The path to passage for a bill spending almost $3 billion in federal COVID-19 relief was paved with money Thursday.
But about 20 minutes of discussion was all it took to win a 26-5 vote from the upper chamber after 18 new projects were added along with a $500 million set-aside from general revenue for a tax rebate program.
It was the smoothest passage of major legislation in the state Senate this year, where lengthy and bitter filibusters pitting factions of the Republican majority against each other have become normal.
Senate Minority Leader John Rizzo, D-Independence, said the easy passage was due to the work of Senate Appropriations Committee Chairman Dan Hegeman and House Budget Committee Chairman Cody Smith.
Hegeman and Smith crafted a bill that satisfied lawmakers who wanted a project in their district and those who wanted to return part of the state’s record surplus to taxpayers.
“It always helps to be able to fill the potholes and problems,” Rizzo said.
The vote, along with votes on three other bills for construction and repair projects, sets up a final day of budget votes on Friday. Both chambers must vote a final time on the state’s $45 billion operating budget for the coming year and the House must accept the Senate versions of the four bills that spend another $4.3 billion.
Items added to the federal relief spending bill to smooth final passage include $83 million for a new Missouri State Highway Patrol academy building, $20 million for cell towers on public land sought by Gov. Mike Parson and $25 million for river port grants sought by the House.
The biggest items in the bill are $411 million for water infrastructure and lead pipe removal, $250 million for broadband infrastructure and $148 million for grants to federally qualified health centers, all recommended in Parson’s original plan.

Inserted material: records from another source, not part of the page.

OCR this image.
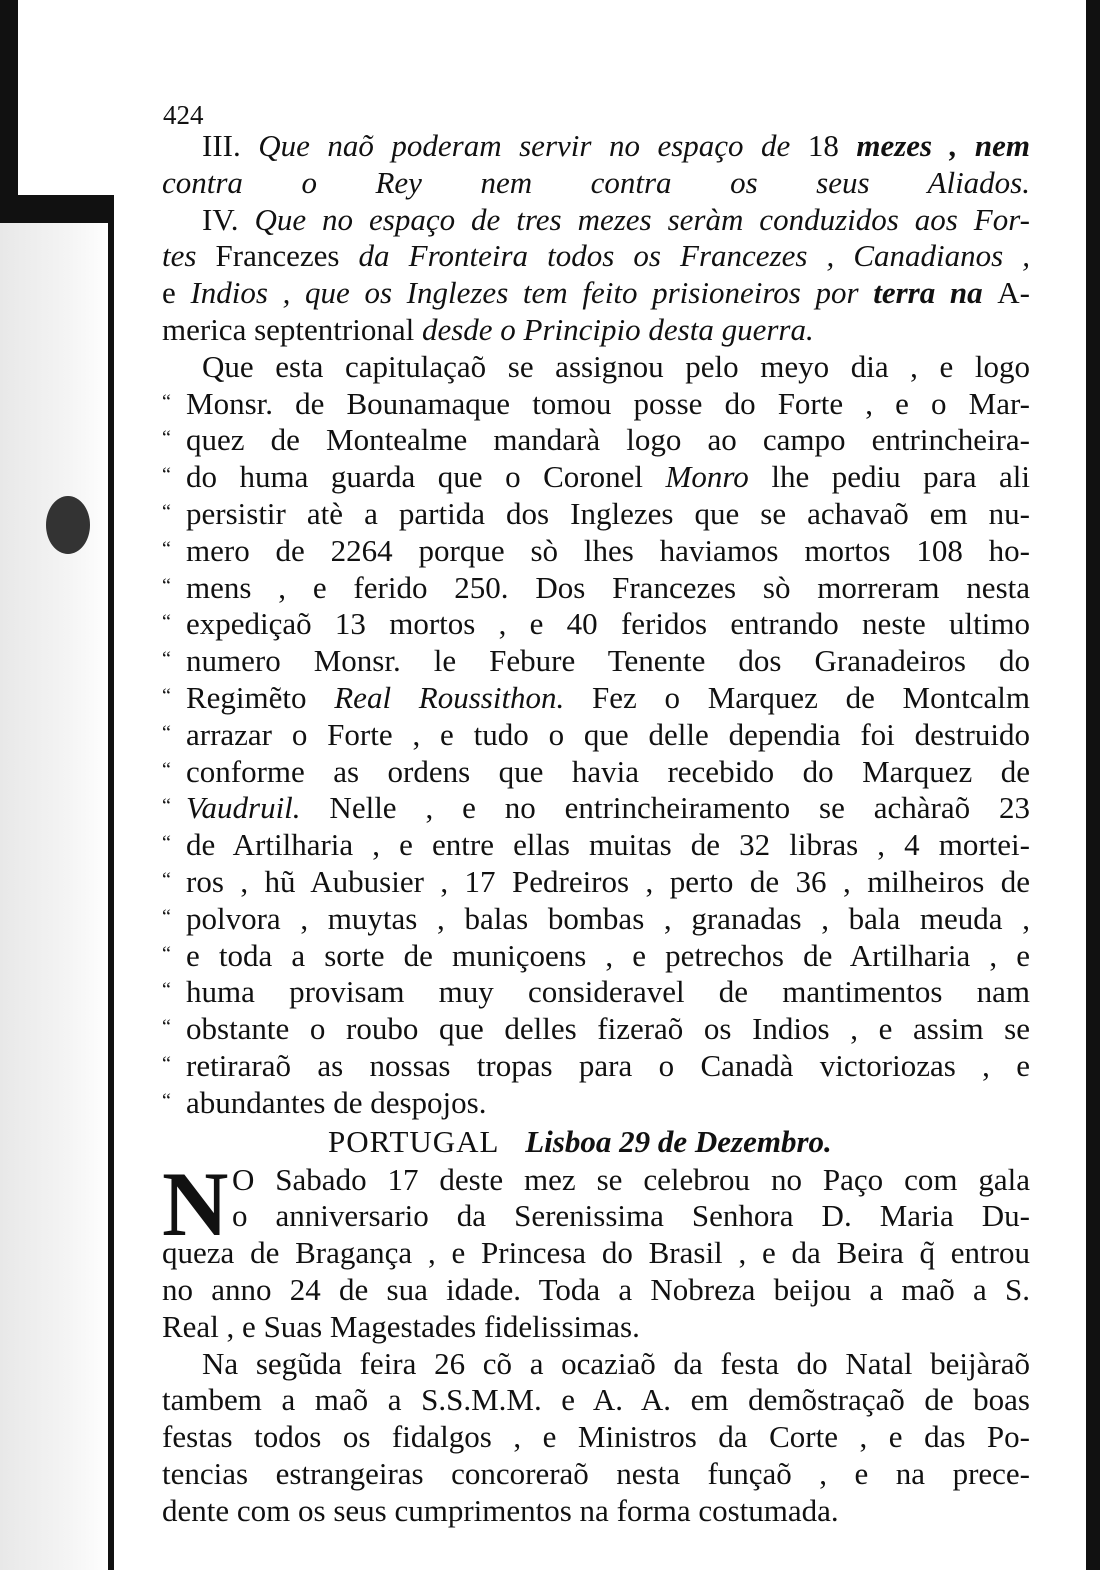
424
III. Que naõ poderam servir no espaço de 18 mezes , nem
contra o Rey nem contra os seus Aliados.
IV. Que no espaço de tres mezes seràm conduzidos aos For-
tes Francezes da Fronteira todos os Francezes , Canadianos ,
e Indios , que os Inglezes tem feito prisioneiros por terra na A-
merica septentrional desde o Principio desta guerra.
Que esta capitulaçaõ se assignou pelo meyo dia , e logo
“ Monsr. de Bounamaque tomou posse do Forte , e o Mar-
“ quez de Montealme mandarà logo ao campo entrincheira-
“ do huma guarda que o Coronel Monro lhe pediu para ali
“ persistir atè a partida dos Inglezes que se achavaõ em nu-
“ mero de 2264 porque sò lhes haviamos mortos 108 ho-
“ mens , e ferido 250. Dos Francezes sò morreram nesta
“ expediçaõ 13 mortos , e 40 feridos entrando neste ultimo
“ numero Monsr. le Febure Tenente dos Granadeiros do
“ Regimẽto Real Roussithon. Fez o Marquez de Montcalm
“ arrazar o Forte , e tudo o que delle dependia foi destruido
“ conforme as ordens que havia recebido do Marquez de
“ Vaudruil. Nelle , e no entrincheiramento se achàraõ 23
“ de Artilharia , e entre ellas muitas de 32 libras , 4 mortei-
“ ros , hũ Aubusier , 17 Pedreiros , perto de 36 , milheiros de
“ polvora , muytas , balas bombas , granadas , bala meuda ,
“ e toda a sorte de muniçoens , e petrechos de Artilharia , e
“ huma provisam muy consideravel de mantimentos nam
“ obstante o roubo que delles fizeraõ os Indios , e assim se
“ retiraraõ as nossas tropas para o Canadà victoriozas , e
“ abundantes de despojos.
PORTUGAL Lisboa 29 de Dezembro.
N O Sabado 17 deste mez se celebrou no Paço com gala
o anniversario da Serenissima Senhora D. Maria Du-
queza de Bragança , e Princesa do Brasil , e da Beira q̃ entrou
no anno 24 de sua idade. Toda a Nobreza beijou a maõ a S.
Real , e Suas Magestades fidelissimas.
Na segũda feira 26 cõ a ocaziaõ da festa do Natal beijàraõ
tambem a maõ a S.S.M.M. e A. A. em demõstraçaõ de boas
festas todos os fidalgos , e Ministros da Corte , e das Po-
tencias estrangeiras concoreraõ nesta funçaõ , e na prece-
dente com os seus cumprimentos na forma costumada.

The largest project that lawmakers rejected was Parson’s request for $70 million to build the 140-mile Rock Island trail in an old railroad corridor.
The Senate approved a tax credit program — up to $500 for individual filers and up to $1,000 for married couples — shortly before it voted on the budget bills. The program is similar to a plan developed by Smith but with two major changes: An income limit of $150,000 for individuals and $300,000 for couples to qualify and a cap of $500 million for all rebates.
Smith’s plan had a $1 billion cap and no income limits.
The plan was cut back for two reasons, Hegeman said. The first was to help it win passage, and the other was to make sure giving back $1 billion didn’t interrupt a phased-in income tax cut tied to revenue growth.
The bill using federal relief funds includes “a lot of transformative projects that will impact every part of the great state of Missouri,” Hegeman said during debate.
Both liberal and conservative members of the Senate praised the plan. Sen. Angela Mosley, D-St. Louis, thanked Hegeman for including $6 million for demolition of the vacant Jamestown Mall in north St. Louis County.
“This mall has been vacant for about six or seven years,” Mosley said.
St. Louis County has allocated $6 million from its share of the American Rescue Plan funds to match the state’s contribution.
Sen. Rick Brattin, R-Harrisonville and a member of the conservative caucus, also found things he liked in the bill.
During negotiations on the state operating budget, some lawmakers raised concerns that the source of the money — President Joe Biden’s relief package known as the American Rescue Plan — could spell trouble with members of the conservative caucus.
“I am not a fan of the ARPA funds, but if there is going to be a use of it…” Brattin said.
“Let’s use it for projects that benefit our communities for years to come,” Hegeman said, finishing Brattin’s thought.
The bulging state treasury, with a surplus expected to be well in excess of $3 billion by the end of June, helped ease any concerns, Hegeman said.
The tax rebate plan is a good use of a portion of that money, he said.
“A lot of us believe that the government should have enough to run the services but we don’t need to be building surpluses,” Hegeman said.
In the Senate Appropriations Committee, members added 69 line items to the relief spending bill and four of the 10 items added to Parson’s plan by the House received no funding. In the final bill, only two House projects, and two of the original Senate projects, were not funded.
After satisfying Smith’s desire for a tax cut, winning over other lawmakers was making sure their local needs were met, Hegeman said.
“All of our community have needs and so we addressed that,” he said, “some of them indirectly through the buckets of money we have and some of it directly through individual line-item appropriations.”